Okay, let me walk you through how I got into this whole ‘Tristan Schoolkate prediction’ thing. It wasn’t like some big data project, more of a personal pastime that just sort of happened.

How It Started
Honestly, it began pretty randomly. I remember I was stuck indoors for a few days, nursing a really annoying cold, flicking through some obscure sports channels late at night. Saw this young Aussie guy, Tristan Schoolkate, playing in some Challenger tournament. Wasn’t a big name match, but something about his game caught my eye. Maybe it was the energy, or maybe I was just bored stiff.
Around the same time, things at my old side hustle were getting really unpredictable. Deadlines shifting, client demands changing constantly – you know the drill. It was frustrating. So, partly out of boredom from being sick, and partly as a weird way to engage with something unpredictable but low stakes, I thought, “Hey, let me just try and guess if this Schoolkate guy will win his next match.” Just for kicks.

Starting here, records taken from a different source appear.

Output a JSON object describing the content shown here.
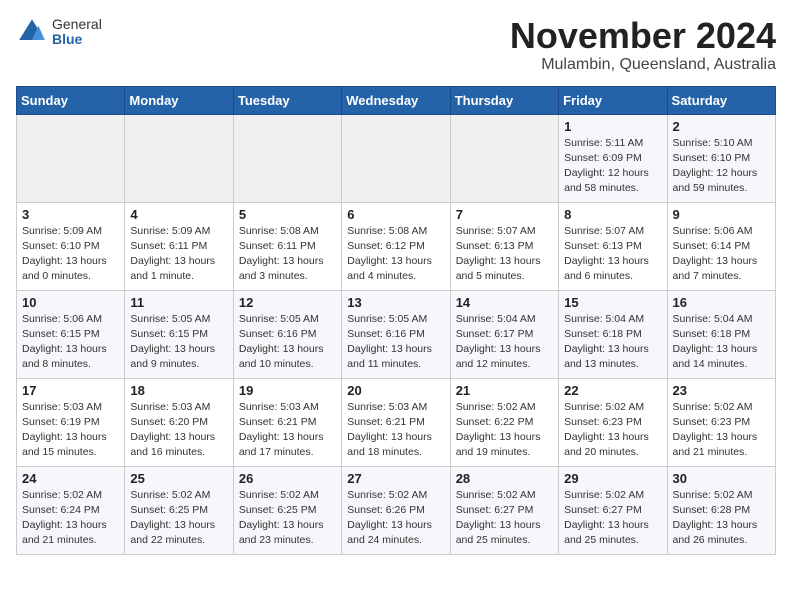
{
  "header": {
    "logo_general": "General",
    "logo_blue": "Blue",
    "month_title": "November 2024",
    "location": "Mulambin, Queensland, Australia"
  },
  "days_of_week": [
    "Sunday",
    "Monday",
    "Tuesday",
    "Wednesday",
    "Thursday",
    "Friday",
    "Saturday"
  ],
  "weeks": [
    [
      {
        "day": "",
        "empty": true
      },
      {
        "day": "",
        "empty": true
      },
      {
        "day": "",
        "empty": true
      },
      {
        "day": "",
        "empty": true
      },
      {
        "day": "",
        "empty": true
      },
      {
        "day": "1",
        "sunrise": "Sunrise: 5:11 AM",
        "sunset": "Sunset: 6:09 PM",
        "daylight": "Daylight: 12 hours and 58 minutes."
      },
      {
        "day": "2",
        "sunrise": "Sunrise: 5:10 AM",
        "sunset": "Sunset: 6:10 PM",
        "daylight": "Daylight: 12 hours and 59 minutes."
      }
    ],
    [
      {
        "day": "3",
        "sunrise": "Sunrise: 5:09 AM",
        "sunset": "Sunset: 6:10 PM",
        "daylight": "Daylight: 13 hours and 0 minutes."
      },
      {
        "day": "4",
        "sunrise": "Sunrise: 5:09 AM",
        "sunset": "Sunset: 6:11 PM",
        "daylight": "Daylight: 13 hours and 1 minute."
      },
      {
        "day": "5",
        "sunrise": "Sunrise: 5:08 AM",
        "sunset": "Sunset: 6:11 PM",
        "daylight": "Daylight: 13 hours and 3 minutes."
      },
      {
        "day": "6",
        "sunrise": "Sunrise: 5:08 AM",
        "sunset": "Sunset: 6:12 PM",
        "daylight": "Daylight: 13 hours and 4 minutes."
      },
      {
        "day": "7",
        "sunrise": "Sunrise: 5:07 AM",
        "sunset": "Sunset: 6:13 PM",
        "daylight": "Daylight: 13 hours and 5 minutes."
      },
      {
        "day": "8",
        "sunrise": "Sunrise: 5:07 AM",
        "sunset": "Sunset: 6:13 PM",
        "daylight": "Daylight: 13 hours and 6 minutes."
      },
      {
        "day": "9",
        "sunrise": "Sunrise: 5:06 AM",
        "sunset": "Sunset: 6:14 PM",
        "daylight": "Daylight: 13 hours and 7 minutes."
      }
    ],
    [
      {
        "day": "10",
        "sunrise": "Sunrise: 5:06 AM",
        "sunset": "Sunset: 6:15 PM",
        "daylight": "Daylight: 13 hours and 8 minutes."
      },
      {
        "day": "11",
        "sunrise": "Sunrise: 5:05 AM",
        "sunset": "Sunset: 6:15 PM",
        "daylight": "Daylight: 13 hours and 9 minutes."
      },
      {
        "day": "12",
        "sunrise": "Sunrise: 5:05 AM",
        "sunset": "Sunset: 6:16 PM",
        "daylight": "Daylight: 13 hours and 10 minutes."
      },
      {
        "day": "13",
        "sunrise": "Sunrise: 5:05 AM",
        "sunset": "Sunset: 6:16 PM",
        "daylight": "Daylight: 13 hours and 11 minutes."
      },
      {
        "day": "14",
        "sunrise": "Sunrise: 5:04 AM",
        "sunset": "Sunset: 6:17 PM",
        "daylight": "Daylight: 13 hours and 12 minutes."
      },
      {
        "day": "15",
        "sunrise": "Sunrise: 5:04 AM",
        "sunset": "Sunset: 6:18 PM",
        "daylight": "Daylight: 13 hours and 13 minutes."
      },
      {
        "day": "16",
        "sunrise": "Sunrise: 5:04 AM",
        "sunset": "Sunset: 6:18 PM",
        "daylight": "Daylight: 13 hours and 14 minutes."
      }
    ],
    [
      {
        "day": "17",
        "sunrise": "Sunrise: 5:03 AM",
        "sunset": "Sunset: 6:19 PM",
        "daylight": "Daylight: 13 hours and 15 minutes."
      },
      {
        "day": "18",
        "sunrise": "Sunrise: 5:03 AM",
        "sunset": "Sunset: 6:20 PM",
        "daylight": "Daylight: 13 hours and 16 minutes."
      },
      {
        "day": "19",
        "sunrise": "Sunrise: 5:03 AM",
        "sunset": "Sunset: 6:21 PM",
        "daylight": "Daylight: 13 hours and 17 minutes."
      },
      {
        "day": "20",
        "sunrise": "Sunrise: 5:03 AM",
        "sunset": "Sunset: 6:21 PM",
        "daylight": "Daylight: 13 hours and 18 minutes."
      },
      {
        "day": "21",
        "sunrise": "Sunrise: 5:02 AM",
        "sunset": "Sunset: 6:22 PM",
        "daylight": "Daylight: 13 hours and 19 minutes."
      },
      {
        "day": "22",
        "sunrise": "Sunrise: 5:02 AM",
        "sunset": "Sunset: 6:23 PM",
        "daylight": "Daylight: 13 hours and 20 minutes."
      },
      {
        "day": "23",
        "sunrise": "Sunrise: 5:02 AM",
        "sunset": "Sunset: 6:23 PM",
        "daylight": "Daylight: 13 hours and 21 minutes."
      }
    ],
    [
      {
        "day": "24",
        "sunrise": "Sunrise: 5:02 AM",
        "sunset": "Sunset: 6:24 PM",
        "daylight": "Daylight: 13 hours and 21 minutes."
      },
      {
        "day": "25",
        "sunrise": "Sunrise: 5:02 AM",
        "sunset": "Sunset: 6:25 PM",
        "daylight": "Daylight: 13 hours and 22 minutes."
      },
      {
        "day": "26",
        "sunrise": "Sunrise: 5:02 AM",
        "sunset": "Sunset: 6:25 PM",
        "daylight": "Daylight: 13 hours and 23 minutes."
      },
      {
        "day": "27",
        "sunrise": "Sunrise: 5:02 AM",
        "sunset": "Sunset: 6:26 PM",
        "daylight": "Daylight: 13 hours and 24 minutes."
      },
      {
        "day": "28",
        "sunrise": "Sunrise: 5:02 AM",
        "sunset": "Sunset: 6:27 PM",
        "daylight": "Daylight: 13 hours and 25 minutes."
      },
      {
        "day": "29",
        "sunrise": "Sunrise: 5:02 AM",
        "sunset": "Sunset: 6:27 PM",
        "daylight": "Daylight: 13 hours and 25 minutes."
      },
      {
        "day": "30",
        "sunrise": "Sunrise: 5:02 AM",
        "sunset": "Sunset: 6:28 PM",
        "daylight": "Daylight: 13 hours and 26 minutes."
      }
    ]
  ]
}
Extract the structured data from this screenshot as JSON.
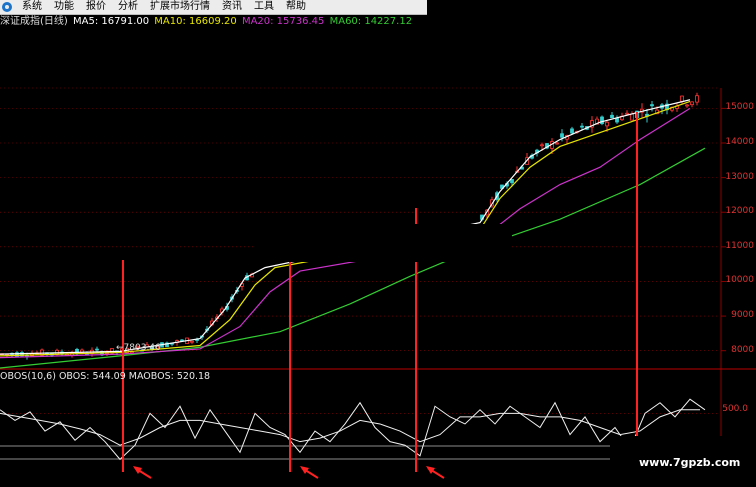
{
  "menubar": {
    "items": [
      {
        "label": "系统",
        "name": "menu-system"
      },
      {
        "label": "功能",
        "name": "menu-function"
      },
      {
        "label": "报价",
        "name": "menu-quote"
      },
      {
        "label": "分析",
        "name": "menu-analysis"
      },
      {
        "label": "扩展市场行情",
        "name": "menu-extended-market"
      },
      {
        "label": "资讯",
        "name": "menu-news"
      },
      {
        "label": "工具",
        "name": "menu-tools"
      },
      {
        "label": "帮助",
        "name": "menu-help"
      }
    ]
  },
  "indicator_line": {
    "title": "深证成指(日线)",
    "ma5": "MA5: 16791.00",
    "ma10": "MA10: 16609.20",
    "ma20": "MA20: 15736.45",
    "ma60": "MA60: 14227.12"
  },
  "obos_line": {
    "label": "OBOS(10,6)",
    "obos": "OBOS: 544.09",
    "maobos": "MAOBOS: 520.18"
  },
  "low_label": "←7803.46",
  "obos_tick": "500.0",
  "watermark": "www.7gpzb.com",
  "colors": {
    "ma5": "#ffffff",
    "ma10": "#e6e600",
    "ma20": "#cc33cc",
    "ma60": "#33cc33",
    "candle_up": "#ff3333",
    "candle_down": "#33cccc",
    "marker": "#ff2222",
    "grid": "#8b0000",
    "axis_text": "#dd3333"
  },
  "chart_data": {
    "type": "line",
    "title": "深证成指(日线)",
    "y_axis_ticks": [
      "15000",
      "14000",
      "13000",
      "12000",
      "11000",
      "10000",
      "9000",
      "8000"
    ],
    "y_range": [
      7500,
      15300
    ],
    "x_range": [
      0,
      720
    ],
    "series": [
      {
        "name": "MA60",
        "x": [
          0,
          120,
          200,
          280,
          350,
          410,
          480,
          560,
          640,
          705
        ],
        "values": [
          7500,
          7850,
          8100,
          8550,
          9350,
          10150,
          11000,
          11800,
          12800,
          13850
        ]
      },
      {
        "name": "MA20",
        "x": [
          0,
          120,
          200,
          240,
          270,
          300,
          480,
          520,
          560,
          600,
          640,
          690
        ],
        "values": [
          7800,
          7900,
          8050,
          8700,
          9700,
          10300,
          11200,
          12100,
          12800,
          13300,
          14100,
          15000
        ]
      },
      {
        "name": "MA10",
        "x": [
          0,
          120,
          200,
          230,
          255,
          275,
          480,
          500,
          530,
          560,
          600,
          640,
          690
        ],
        "values": [
          7850,
          7950,
          8150,
          8900,
          9900,
          10400,
          11500,
          12400,
          13300,
          13900,
          14300,
          14700,
          15200
        ]
      },
      {
        "name": "MA5",
        "x": [
          0,
          120,
          200,
          225,
          245,
          265,
          480,
          500,
          530,
          560,
          600,
          640,
          690
        ],
        "values": [
          7900,
          7980,
          8350,
          9200,
          10100,
          10400,
          11700,
          12600,
          13600,
          14100,
          14600,
          14900,
          15250
        ]
      }
    ],
    "markers_x": [
      122,
      289,
      415,
      636
    ],
    "lowest_point": {
      "x": 120,
      "value": 7803.46
    },
    "obos": {
      "range": [
        -300,
        900
      ],
      "tick": 500.0,
      "series": [
        {
          "name": "OBOS",
          "x": [
            0,
            15,
            30,
            45,
            60,
            75,
            90,
            105,
            120,
            135,
            150,
            165,
            180,
            195,
            210,
            225,
            240,
            255,
            270,
            285,
            300,
            315,
            330,
            345,
            360,
            375,
            390,
            405,
            420,
            435,
            450,
            465,
            480,
            495,
            510,
            525,
            540,
            555,
            570,
            585,
            600,
            615,
            630,
            645,
            660,
            675,
            690,
            705
          ],
          "values": [
            550,
            400,
            520,
            250,
            380,
            120,
            300,
            100,
            -150,
            50,
            500,
            300,
            600,
            150,
            550,
            250,
            -50,
            500,
            300,
            200,
            -50,
            250,
            100,
            350,
            650,
            300,
            100,
            50,
            -100,
            600,
            450,
            350,
            550,
            350,
            600,
            450,
            300,
            650,
            200,
            450,
            100,
            300,
            0,
            500,
            650,
            450,
            700,
            550
          ]
        },
        {
          "name": "MAOBOS",
          "x": [
            0,
            20,
            40,
            60,
            80,
            100,
            120,
            140,
            160,
            180,
            200,
            220,
            240,
            260,
            280,
            300,
            320,
            340,
            360,
            380,
            400,
            420,
            440,
            460,
            480,
            500,
            520,
            540,
            560,
            580,
            600,
            620,
            640,
            660,
            680,
            700
          ],
          "values": [
            500,
            450,
            400,
            350,
            280,
            200,
            50,
            150,
            300,
            400,
            400,
            350,
            300,
            250,
            200,
            100,
            150,
            250,
            400,
            350,
            250,
            100,
            200,
            450,
            450,
            500,
            500,
            450,
            450,
            400,
            300,
            200,
            250,
            450,
            550,
            550
          ]
        }
      ]
    }
  }
}
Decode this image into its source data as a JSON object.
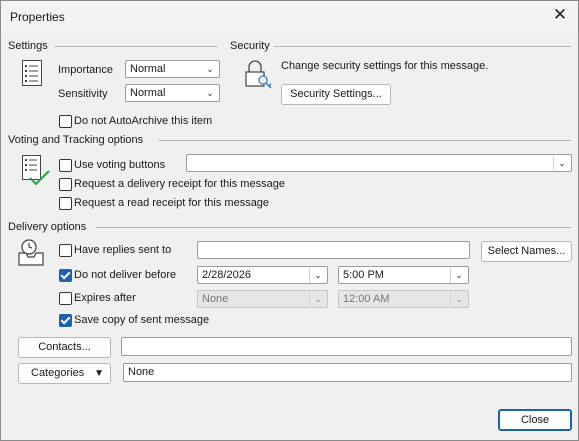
{
  "window": {
    "title": "Properties",
    "close_glyph": "✕"
  },
  "settings": {
    "heading": "Settings",
    "importance_label": "Importance",
    "importance_value": "Normal",
    "sensitivity_label": "Sensitivity",
    "sensitivity_value": "Normal",
    "no_autoarchive_label": "Do not AutoArchive this item",
    "no_autoarchive_checked": false,
    "icon": "list-icon"
  },
  "security": {
    "heading": "Security",
    "description": "Change security settings for this message.",
    "button_label": "Security Settings...",
    "icon": "lock-key-icon"
  },
  "voting": {
    "heading": "Voting and Tracking options",
    "use_voting_label": "Use voting buttons",
    "use_voting_checked": false,
    "voting_value": "",
    "delivery_receipt_label": "Request a delivery receipt for this message",
    "delivery_receipt_checked": false,
    "read_receipt_label": "Request a read receipt for this message",
    "read_receipt_checked": false,
    "icon": "checklist-icon"
  },
  "delivery": {
    "heading": "Delivery options",
    "replies_label": "Have replies sent to",
    "replies_checked": false,
    "replies_value": "",
    "select_names_label": "Select Names...",
    "do_not_deliver_label": "Do not deliver before",
    "do_not_deliver_checked": true,
    "deliver_date": "2/28/2026",
    "deliver_time": "5:00 PM",
    "expires_label": "Expires after",
    "expires_checked": false,
    "expires_date": "None",
    "expires_time": "12:00 AM",
    "save_copy_label": "Save copy of sent message",
    "save_copy_checked": true,
    "icon": "inbox-clock-icon"
  },
  "contacts": {
    "button_label": "Contacts...",
    "value": ""
  },
  "categories": {
    "button_label": "Categories",
    "value": "None"
  },
  "footer": {
    "close_label": "Close"
  },
  "colors": {
    "accent": "#1d61b0",
    "checkmark_green": "#2e9b46",
    "background": "#f0f0f0"
  }
}
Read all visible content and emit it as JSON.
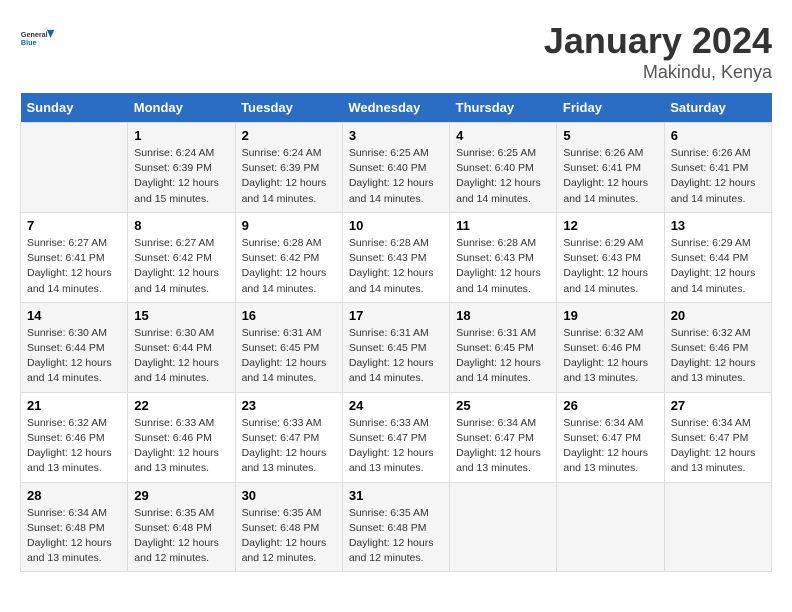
{
  "header": {
    "logo_line1": "General",
    "logo_line2": "Blue",
    "month": "January 2024",
    "location": "Makindu, Kenya"
  },
  "weekdays": [
    "Sunday",
    "Monday",
    "Tuesday",
    "Wednesday",
    "Thursday",
    "Friday",
    "Saturday"
  ],
  "weeks": [
    [
      {
        "day": "",
        "info": ""
      },
      {
        "day": "1",
        "info": "Sunrise: 6:24 AM\nSunset: 6:39 PM\nDaylight: 12 hours\nand 15 minutes."
      },
      {
        "day": "2",
        "info": "Sunrise: 6:24 AM\nSunset: 6:39 PM\nDaylight: 12 hours\nand 14 minutes."
      },
      {
        "day": "3",
        "info": "Sunrise: 6:25 AM\nSunset: 6:40 PM\nDaylight: 12 hours\nand 14 minutes."
      },
      {
        "day": "4",
        "info": "Sunrise: 6:25 AM\nSunset: 6:40 PM\nDaylight: 12 hours\nand 14 minutes."
      },
      {
        "day": "5",
        "info": "Sunrise: 6:26 AM\nSunset: 6:41 PM\nDaylight: 12 hours\nand 14 minutes."
      },
      {
        "day": "6",
        "info": "Sunrise: 6:26 AM\nSunset: 6:41 PM\nDaylight: 12 hours\nand 14 minutes."
      }
    ],
    [
      {
        "day": "7",
        "info": "Sunrise: 6:27 AM\nSunset: 6:41 PM\nDaylight: 12 hours\nand 14 minutes."
      },
      {
        "day": "8",
        "info": "Sunrise: 6:27 AM\nSunset: 6:42 PM\nDaylight: 12 hours\nand 14 minutes."
      },
      {
        "day": "9",
        "info": "Sunrise: 6:28 AM\nSunset: 6:42 PM\nDaylight: 12 hours\nand 14 minutes."
      },
      {
        "day": "10",
        "info": "Sunrise: 6:28 AM\nSunset: 6:43 PM\nDaylight: 12 hours\nand 14 minutes."
      },
      {
        "day": "11",
        "info": "Sunrise: 6:28 AM\nSunset: 6:43 PM\nDaylight: 12 hours\nand 14 minutes."
      },
      {
        "day": "12",
        "info": "Sunrise: 6:29 AM\nSunset: 6:43 PM\nDaylight: 12 hours\nand 14 minutes."
      },
      {
        "day": "13",
        "info": "Sunrise: 6:29 AM\nSunset: 6:44 PM\nDaylight: 12 hours\nand 14 minutes."
      }
    ],
    [
      {
        "day": "14",
        "info": "Sunrise: 6:30 AM\nSunset: 6:44 PM\nDaylight: 12 hours\nand 14 minutes."
      },
      {
        "day": "15",
        "info": "Sunrise: 6:30 AM\nSunset: 6:44 PM\nDaylight: 12 hours\nand 14 minutes."
      },
      {
        "day": "16",
        "info": "Sunrise: 6:31 AM\nSunset: 6:45 PM\nDaylight: 12 hours\nand 14 minutes."
      },
      {
        "day": "17",
        "info": "Sunrise: 6:31 AM\nSunset: 6:45 PM\nDaylight: 12 hours\nand 14 minutes."
      },
      {
        "day": "18",
        "info": "Sunrise: 6:31 AM\nSunset: 6:45 PM\nDaylight: 12 hours\nand 14 minutes."
      },
      {
        "day": "19",
        "info": "Sunrise: 6:32 AM\nSunset: 6:46 PM\nDaylight: 12 hours\nand 13 minutes."
      },
      {
        "day": "20",
        "info": "Sunrise: 6:32 AM\nSunset: 6:46 PM\nDaylight: 12 hours\nand 13 minutes."
      }
    ],
    [
      {
        "day": "21",
        "info": "Sunrise: 6:32 AM\nSunset: 6:46 PM\nDaylight: 12 hours\nand 13 minutes."
      },
      {
        "day": "22",
        "info": "Sunrise: 6:33 AM\nSunset: 6:46 PM\nDaylight: 12 hours\nand 13 minutes."
      },
      {
        "day": "23",
        "info": "Sunrise: 6:33 AM\nSunset: 6:47 PM\nDaylight: 12 hours\nand 13 minutes."
      },
      {
        "day": "24",
        "info": "Sunrise: 6:33 AM\nSunset: 6:47 PM\nDaylight: 12 hours\nand 13 minutes."
      },
      {
        "day": "25",
        "info": "Sunrise: 6:34 AM\nSunset: 6:47 PM\nDaylight: 12 hours\nand 13 minutes."
      },
      {
        "day": "26",
        "info": "Sunrise: 6:34 AM\nSunset: 6:47 PM\nDaylight: 12 hours\nand 13 minutes."
      },
      {
        "day": "27",
        "info": "Sunrise: 6:34 AM\nSunset: 6:47 PM\nDaylight: 12 hours\nand 13 minutes."
      }
    ],
    [
      {
        "day": "28",
        "info": "Sunrise: 6:34 AM\nSunset: 6:48 PM\nDaylight: 12 hours\nand 13 minutes."
      },
      {
        "day": "29",
        "info": "Sunrise: 6:35 AM\nSunset: 6:48 PM\nDaylight: 12 hours\nand 12 minutes."
      },
      {
        "day": "30",
        "info": "Sunrise: 6:35 AM\nSunset: 6:48 PM\nDaylight: 12 hours\nand 12 minutes."
      },
      {
        "day": "31",
        "info": "Sunrise: 6:35 AM\nSunset: 6:48 PM\nDaylight: 12 hours\nand 12 minutes."
      },
      {
        "day": "",
        "info": ""
      },
      {
        "day": "",
        "info": ""
      },
      {
        "day": "",
        "info": ""
      }
    ]
  ]
}
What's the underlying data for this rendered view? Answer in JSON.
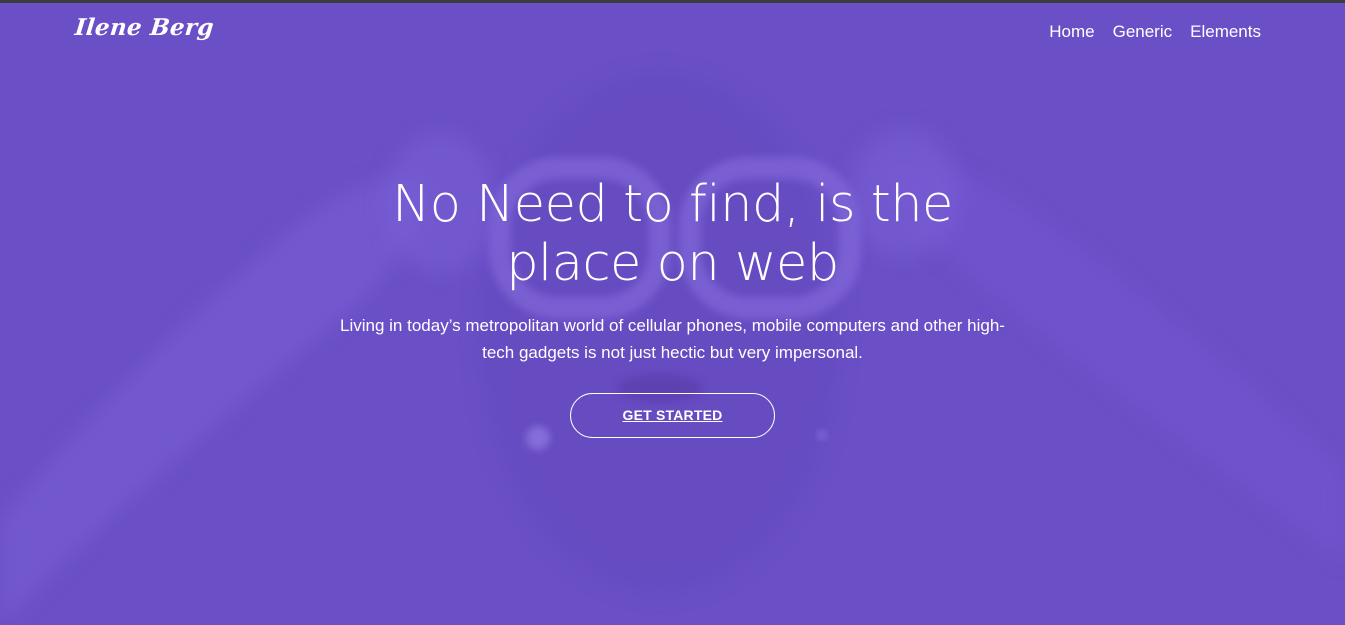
{
  "brand": {
    "logo_text": "Ilene Berg"
  },
  "nav": {
    "items": [
      {
        "label": "Home"
      },
      {
        "label": "Generic"
      },
      {
        "label": "Elements"
      }
    ]
  },
  "hero": {
    "title": "No Need to find, is the place on web",
    "text": "Living in today’s metropolitan world of cellular phones, mobile computers and other high-tech gadgets is not just hectic but very impersonal.",
    "cta_label": "GET STARTED",
    "overlay_color": "#6a4fc7"
  }
}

The Actual Process – Nothing Fancy
So, the next time I saw he had a match scheduled, I made a mental note. Then I’d just jot down ‘Win’ or ‘Loss’ on a sticky note I kept near my computer. That was literally it at the start. Super basic.
- Watched a few more of his matches when I could find streams.
- Started checking basic stuff online before making a guess. Like, who was he playing? What surface was it? Had he won or lost his last couple of matches? Took maybe two minutes.
- Kept my little log going. Sometimes in a notebook, sometimes just a text file. Didn’t calculate percentages or anything fancy.
- It wasn’t about being right all the time. More about the ritual of looking him up, making a call, and then seeing what happened.
What I Found (or Didn’t)
Well, I didn’t discover some secret winning formula, that’s for sure. Tennis, especially at that level, feels incredibly volatile. One week he might look unbeatable, the next week he’d lose to someone ranked lower. Made me appreciate how tough it is out there for these players grinding away on the tour.
My prediction accuracy? Let’s just say I wouldn’t quit my day job to become a sports analyst. It was probably hovering around 50/50, maybe slightly better on a good run, but nothing remarkable. It wasn’t really the point, though.
It was more about having this small, contained thing to focus on. A simple prediction game that didn’t really matter, unlike the chaos from that side gig I eventually dropped. It was a decent distraction, and I got a bit more familiar with a player I wouldn’t have otherwise known. Just a simple practice, watching some tennis, making a guess. That’s the whole story, really. Nothing ground-breaking, just a way I spent some downtime.